Where Are the Black Futurists?A week or so ago, I had drifted off to sleep watching some budget hearing on C-SPAN, and when I awoke the hearing was over and a panel of four people were talking about the future. All four of them were White, and they were talking about trends that will shape the nation’s future.
Not only were the presenters all White, but the content of the
discussion seemed to ignore issues of diversity. To be sure, there was talk of shifts in the way transportation will be provided, which has implications for urban areas. And there was talk about a change in the way education would be organized. I waited to hear the four panelists or their interviewers say something about the status of the African American community, but after an hour, I had dozed back to sleep without hearing a thing.

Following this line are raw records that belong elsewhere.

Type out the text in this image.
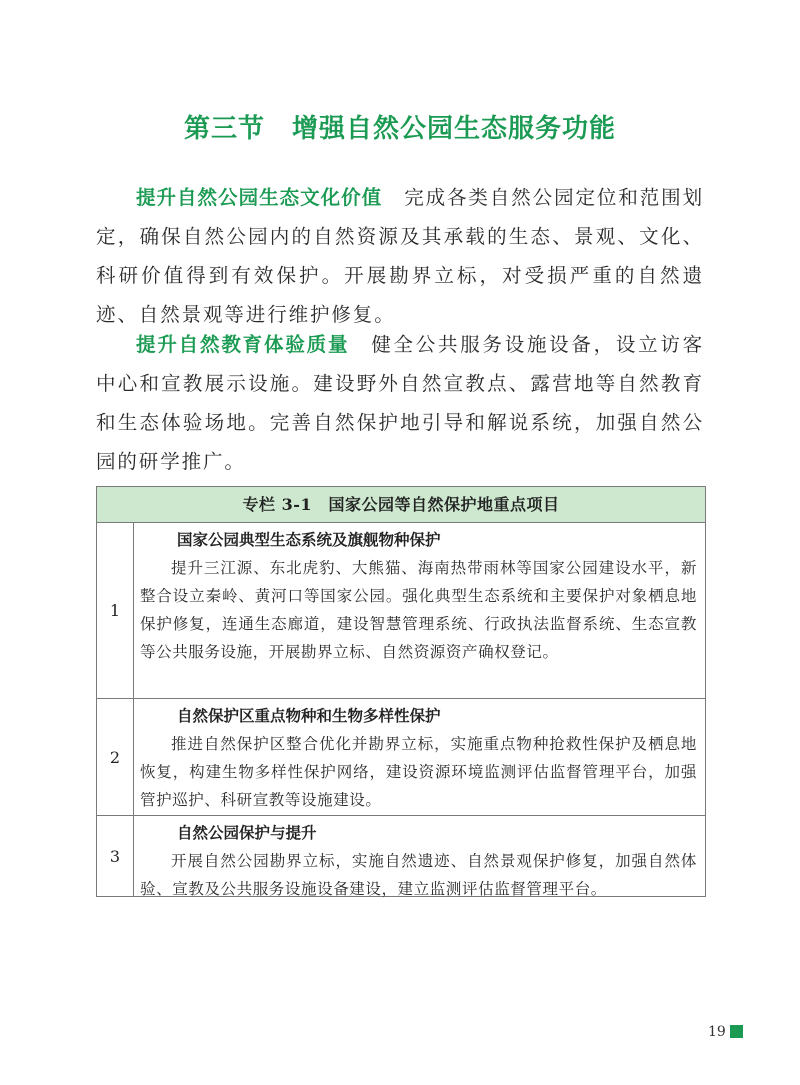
第三节　增强自然公园生态服务功能

提升自然公园生态文化价值 完成各类自然公园定位和范围划定，确保自然公园内的自然资源及其承载的生态、景观、文化、科研价值得到有效保护。开展勘界立标，对受损严重的自然遗迹、自然景观等进行维护修复。

提升自然教育体验质量 健全公共服务设施设备，设立访客中心和宣教展示设施。建设野外自然宣教点、露营地等自然教育和生态体验场地。完善自然保护地引导和解说系统，加强自然公园的研学推广。

专栏 3-1　国家公园等自然保护地重点项目
1
国家公园典型生态系统及旗舰物种保护

提升三江源、东北虎豹、大熊猫、海南热带雨林等国家公园建设水平，新整合设立秦岭、黄河口等国家公园。强化典型生态系统和主要保护对象栖息地保护修复，连通生态廊道，建设智慧管理系统、行政执法监督系统、生态宣教等公共服务设施，开展勘界立标、自然资源资产确权登记。

2
自然保护区重点物种和生物多样性保护

推进自然保护区整合优化并勘界立标，实施重点物种抢救性保护及栖息地恢复，构建生物多样性保护网络，建设资源环境监测评估监督管理平台，加强管护巡护、科研宣教等设施建设。

3
自然公园保护与提升

开展自然公园勘界立标，实施自然遗迹、自然景观保护修复，加强自然体验、宣教及公共服务设施设备建设，建立监测评估监督管理平台。

19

The pace of change is so rapid in our society that it makes sense for us to think about what the future might look like. Futurists look ahead in the long run, 10, 20, or even 30 years out, to see what they think the world will look like. It’s not just mumbo jumbo. Strategic thinkers combine existing trends and technological innovations with estimates about demography, political organization and social structure, to come up with a vision of what the future might hold. Those who describe themselves as futurists have professional training in economics, sociology, public policy, science and other fields. They’ve made predictions as wild as the Dow hitting 40,000 by 2016, or the establishment of a human presence on Mars by 2022. All of these predictions were reported in the World Future Society’s magazine, The Futurist. Little in the magazine spoke to people of color. Are we simply irrelevant in the future?
Nat Irvin II, founder of FutureFocus 2020, says our relevance will increase, not diminish. He predicts that by 2020, the United States will have elected its first African American president, a woman graduate from a historically Black college. His president is a Green Party nominee named Sheniqua Nakada-Herrera Hiawatha Jones. He also predicts that more African Americans than ever will enter business and begin to close the gaps between our community and the majority community. FutureFocus 2020 exists to look at the future of urban America, with a particular focus on minority populations, and to encourage future thinking among children and youth, especially in minority populations.
Irvin has got his work cut out for him — as the late night C-SPAN session illustrated, there are too many people talking about the future without considering the future of African Americans and other people of color.
By not considering us, is the majority implicitly suggesting that we don’t matter? Do they think that as America ages, we will continue to play the traditional service and support roles for their communities? When I hear estimates from the U.S. Department of Labor that we’ll need nearly a million home health aides in the next decade, and I know that most home health aides now are Black and Brown women, I conclude that unless the wage structure changes, the future implications for those women and their families are frightening.
But the futurists mainly seem to be predicting what an aging society will need without predicting who will provide it. Future predictions too often depend on a set of assumptions that may or may not reflect a multicultural reality. Nat Irvin’s prediction that a young African American woman of mixed background will attain the presidency in just 20 years rests on his assumptions about the sheer increase in the number of people of color in the United States. He is assuming that they will be registered voters and political participants, and that somehow large enough numbers of White Americans will have their racial biases shattered. He also is assuming a seismic shift in political organization to give new prominence to the Green Party; a shift that is perhaps foreshadowed by the role Ralph Nader has played in the 2000 elections. What could go wrong with his prediction? Rising numbers of voters of color might spark a new set of requirements or restrictions for voters.
Political rigidity could provide Sheniqua Jones with the Green Party nomination but no visibility in the debates, diminishing her votes. Or, she could be the spoiler factor that throws the election to David Duke IV, the grandson of the vituperative Louisiana Republican. Predictions, then, rest on assumptions that are shaped by our cultural experiences as beliefs, as well as by our mindset, pessimistic or optimistic.
How can we interpret advances in biotechnology (defined as the use of living organisms to create products) and their impact on African Americans? Imagine that there is something in melanin that could cure cancer. Would our melanin be taken by force? Sold to the highest bidder? Would the heavily African American prison population be able to broker melanin into freedom, or would 21st century Tuskegee experiments ensue? A futurist with no knowledge of the Tuskegee experiments could not, perhaps, conceive a scenario where such atrocities are repeated. This is one of the reasons why African American participation in this business of future forecasting is so very important.
Nat Irvin’s program is housed in the Babcock School of Business at Wake Forest University in Winston-Salem, N.C., where he is executive professor. FutureFocus 2020 produces a quarterly newsletter, maintains an active Web site <http://www.futurefocus2020.org> and is available to provide technical assistance to colleges and universities who want to develop a future studies curriculum. It’s a start. But I predict that late-night, all-White speculations about the future are likely to continue until African Americans are more forceful about coming together to look ahead.